Researchers from the University of Texas have found that a huge amount of liquid water likely rained down from the skies onto Mars to form its now-empty lakes between 3.5 and 4 billion years ago.
"This is extremely important because 3.5 to 4 billion years ago, Mars was covered with water. It had lots of rain or snowmelt to fill those channels and lakes," says Gaia Stucky de Quay, lead author of the study. "Now it's completely dry. We're trying to understand how much water was there and where did it all go."
While it is extremely difficult to model Mars' climate from so long ago, studies on both the planet's geomorphology and chemistry suggest it once held a lot of water both from rainfall and snowmelt.

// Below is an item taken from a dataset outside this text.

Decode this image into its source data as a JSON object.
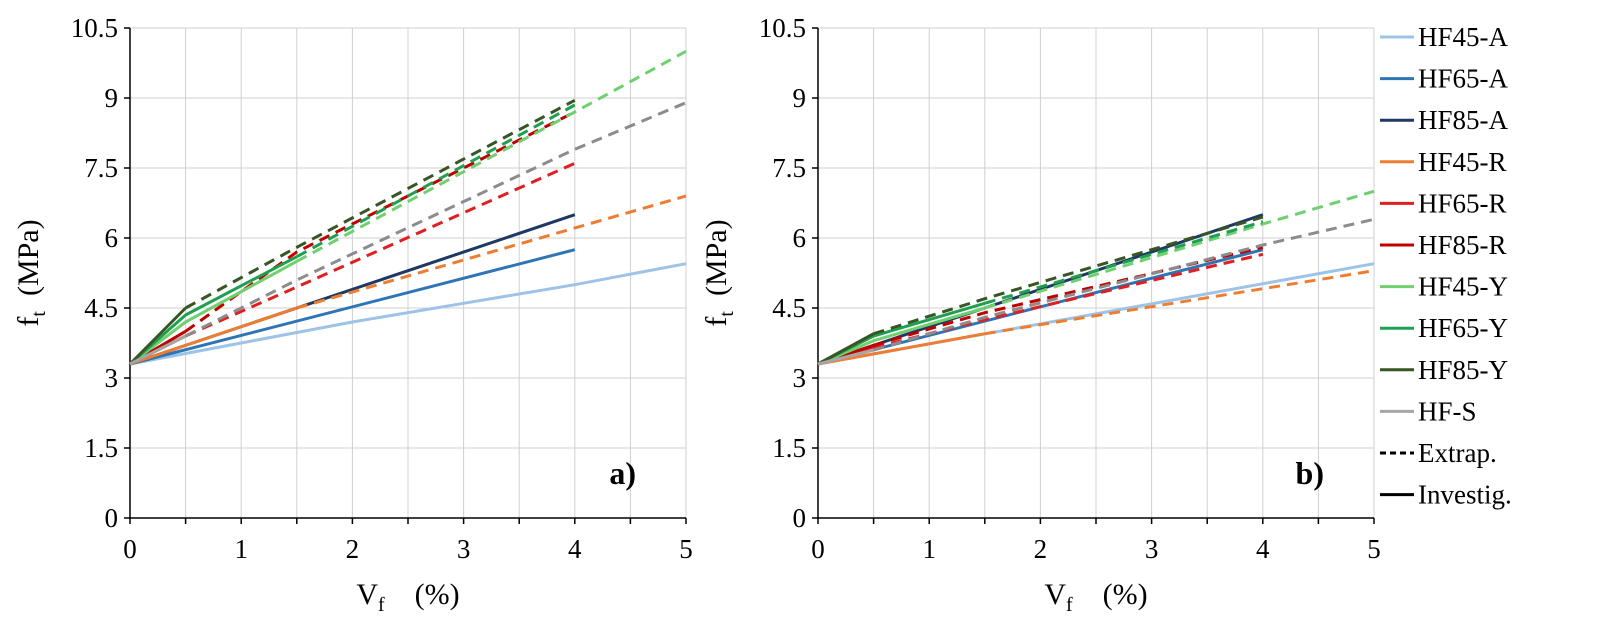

For the new study, the researchers examined 96 lakes and their watersheds on Mars from satellite images and typography. They were either classified as 'open basins', having been ruptured by overflowing water or 'closed basins', still intact and free from ruptures. Assessing the basins allowed the researchers to see how much rainfall and snowmelt were needed to fill them without being breached and see them overflow
Where the same river fed closed and open basins, the researchers could predict both the maximum and minimum rainfall that had fallen. As such, in just one rainstorm- which could have lasted from just a few days to thousands of years- the researchers estimated that precipitation could have been between 4 and 159 meters.
Although the effects of water can be seen all over the planet, as some lakes were located in more arid regions, they likely received less water than the more humid areas.
While the researchers say that their findings may help improve and test our climate models for Mars, they say that they are inconclusive by themselves. This comes especially when considering other research suggesting that these valleys were carved by icy glaciers and metwaters beneath ice sheets as opposed to running water.